For your simple data, I would avoid relu activations. You may have heard they are somehow "best", but like most NN options, they have types of problems where they work well, and others where they are not best choice. I think you would be better off with tanh or sigmoid activations in hidden layers for your problem. Save relu for very deep networks and/or convolutional problems on images/audio.
Use more training data. Not clear how much you are feeding it, but NNs work best with large amounts of training data.
Provided you already have lots of training data - increase size of hidden layers. More complex relationships require more hidden neurons (and sometimes more layers) for the NN to be able to express the "shape" of the decision surface. Here is a handy browser-based network allowing you to play with that idea and get a feel for it.
Add one or more dropout layers after the hidden layers or add some other regularisation. The network could be over-fitting (although with a training accuracy of 0.5 I suspect it isn't). Unlike relu, using dropout is pretty close to a panacea for tougher NN problems - it improves generalisation in many cases. A small amount of dropout (~0.2) might help with your problem, but like most hyper-parameters, you will need to search for the best values.

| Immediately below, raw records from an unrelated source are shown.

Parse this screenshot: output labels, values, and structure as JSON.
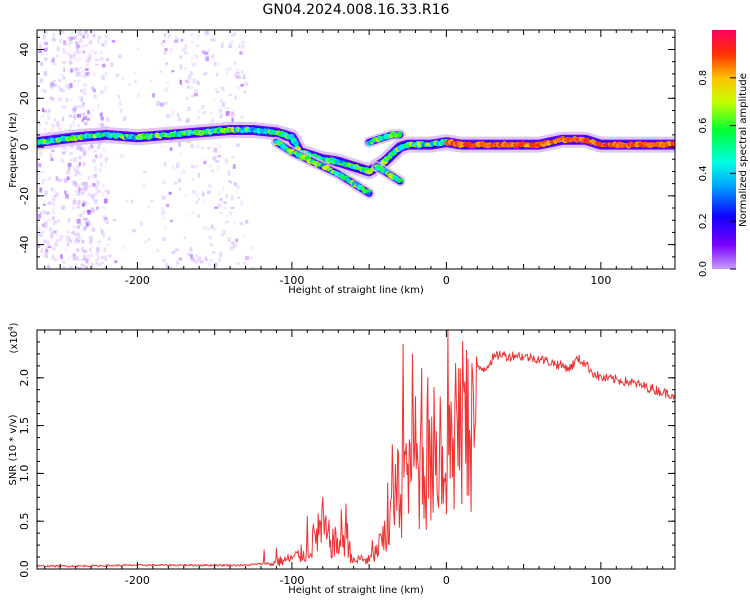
{
  "title": "GN04.2024.008.16.33.R16",
  "colorbar": {
    "label": "Normalized spectral amplitude",
    "ticks": [
      "0.0",
      "0.2",
      "0.4",
      "0.6",
      "0.8"
    ],
    "tick_values": [
      0.0,
      0.2,
      0.4,
      0.6,
      0.8
    ],
    "range": [
      0,
      1
    ]
  },
  "chart_data": [
    {
      "type": "heatmap",
      "xlabel": "Height of straight line (km)",
      "ylabel": "Frequency (Hz)",
      "xlim": [
        -265,
        148
      ],
      "ylim": [
        -50,
        48
      ],
      "xticks": [
        -200,
        -100,
        0,
        100
      ],
      "xtick_labels": [
        "-200",
        "-100",
        "0",
        "100"
      ],
      "yticks": [
        -40,
        -20,
        0,
        20,
        40
      ],
      "ytick_labels": [
        "-40",
        "-20",
        "0",
        "20",
        "40"
      ],
      "ridges": [
        {
          "x": [
            -265,
            -240,
            -220,
            -200,
            -180,
            -160,
            -140,
            -125,
            -110,
            -100,
            -95,
            -90,
            -80,
            -70,
            -60,
            -55,
            -50,
            -45,
            -40,
            -35,
            -30,
            -25,
            -20,
            -15,
            -10,
            0,
            10,
            20,
            40,
            60,
            75,
            90,
            100,
            120,
            148
          ],
          "y": [
            2,
            4,
            5,
            4,
            5,
            6,
            7,
            7,
            6,
            4,
            -2,
            -3,
            -5,
            -6,
            -8,
            -9,
            -10,
            -8,
            -6,
            -3,
            0,
            1,
            1,
            1,
            1,
            2,
            1,
            1,
            1,
            1,
            3,
            3,
            1,
            1,
            1
          ]
        },
        {
          "x": [
            -110,
            -100,
            -90,
            -80,
            -70,
            -60,
            -55,
            -50
          ],
          "y": [
            2,
            -2,
            -5,
            -8,
            -11,
            -15,
            -17,
            -19
          ]
        },
        {
          "x": [
            -50,
            -45,
            -40,
            -35,
            -30
          ],
          "y": [
            2,
            3,
            4,
            5,
            5
          ]
        },
        {
          "x": [
            -45,
            -40,
            -35,
            -30
          ],
          "y": [
            -8,
            -10,
            -12,
            -14
          ]
        }
      ]
    },
    {
      "type": "line",
      "xlabel": "Height of straight line (km)",
      "ylabel": "SNR (10 * v/v)",
      "scale_label": "(x10",
      "scale_exp": "4",
      "scale_close": ")",
      "xlim": [
        -265,
        148
      ],
      "ylim": [
        0,
        2.5
      ],
      "xticks": [
        -200,
        -100,
        0,
        100
      ],
      "xtick_labels": [
        "-200",
        "-100",
        "0",
        "100"
      ],
      "yticks": [
        0,
        0.5,
        1.0,
        1.5,
        2.0
      ],
      "ytick_labels": [
        "0.0",
        "0.5",
        "1.0",
        "1.5",
        "2.0"
      ],
      "color": "#ee3333",
      "envelope": {
        "x": [
          -265,
          -240,
          -200,
          -160,
          -130,
          -115,
          -110,
          -100,
          -90,
          -85,
          -80,
          -75,
          -70,
          -65,
          -60,
          -55,
          -50,
          -45,
          -42,
          -40,
          -37,
          -35,
          -33,
          -30,
          -27,
          -25,
          -22,
          -20,
          -17,
          -15,
          -12,
          -10,
          -7,
          -5,
          -2,
          0,
          3,
          5,
          8,
          10,
          15,
          20,
          25,
          30,
          35,
          40,
          45,
          50,
          60,
          70,
          80,
          85,
          90,
          95,
          100,
          110,
          120,
          130,
          140,
          148
        ],
        "y": [
          0.03,
          0.03,
          0.04,
          0.04,
          0.04,
          0.06,
          0.1,
          0.15,
          0.25,
          0.45,
          0.55,
          0.4,
          0.35,
          0.5,
          0.1,
          0.15,
          0.12,
          0.25,
          0.4,
          0.35,
          0.6,
          0.8,
          1.0,
          1.2,
          1.4,
          1.0,
          1.5,
          1.3,
          1.5,
          1.6,
          1.5,
          1.3,
          1.6,
          1.6,
          1.4,
          1.7,
          1.6,
          1.8,
          1.9,
          2.0,
          2.05,
          2.1,
          2.1,
          2.2,
          2.25,
          2.22,
          2.24,
          2.22,
          2.2,
          2.15,
          2.1,
          2.2,
          2.15,
          2.05,
          2.0,
          1.98,
          1.95,
          1.9,
          1.85,
          1.82
        ]
      },
      "spikes": {
        "x": [
          -118,
          -110,
          -90,
          -83,
          -80,
          -68,
          -65,
          -48,
          -40,
          -38,
          -35,
          -28,
          -25,
          -22,
          -20,
          -16,
          -12,
          -8,
          -4,
          1,
          3,
          6,
          8,
          11,
          14,
          17
        ],
        "y": [
          0.2,
          0.22,
          0.55,
          0.58,
          0.75,
          0.62,
          0.68,
          0.3,
          0.5,
          0.9,
          1.3,
          2.35,
          1.1,
          2.25,
          1.8,
          2.1,
          2.0,
          1.9,
          1.8,
          2.5,
          1.75,
          2.15,
          2.1,
          1.95,
          2.2,
          2.05
        ]
      }
    }
  ]
}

Finally, it is always possible that the relationship you want to find that allows you to predict Y from X is not really there. In which case it would be a correct result from the NN to be no better than guessing at Y.
Neil Slater already provided a long list of helpful general advices.
In your specific examaple, normalization is the important thing. If you add the following lines to your code
X = dataset[:,0:3]
from sklearn.preprocessing import StandardScaler
scaler = StandardScaler()
X = scaler.fit_transform(X)
you will get 100% accuracy on your toy data, even with much simpler network structures. Without normalization, the optimizer won't work.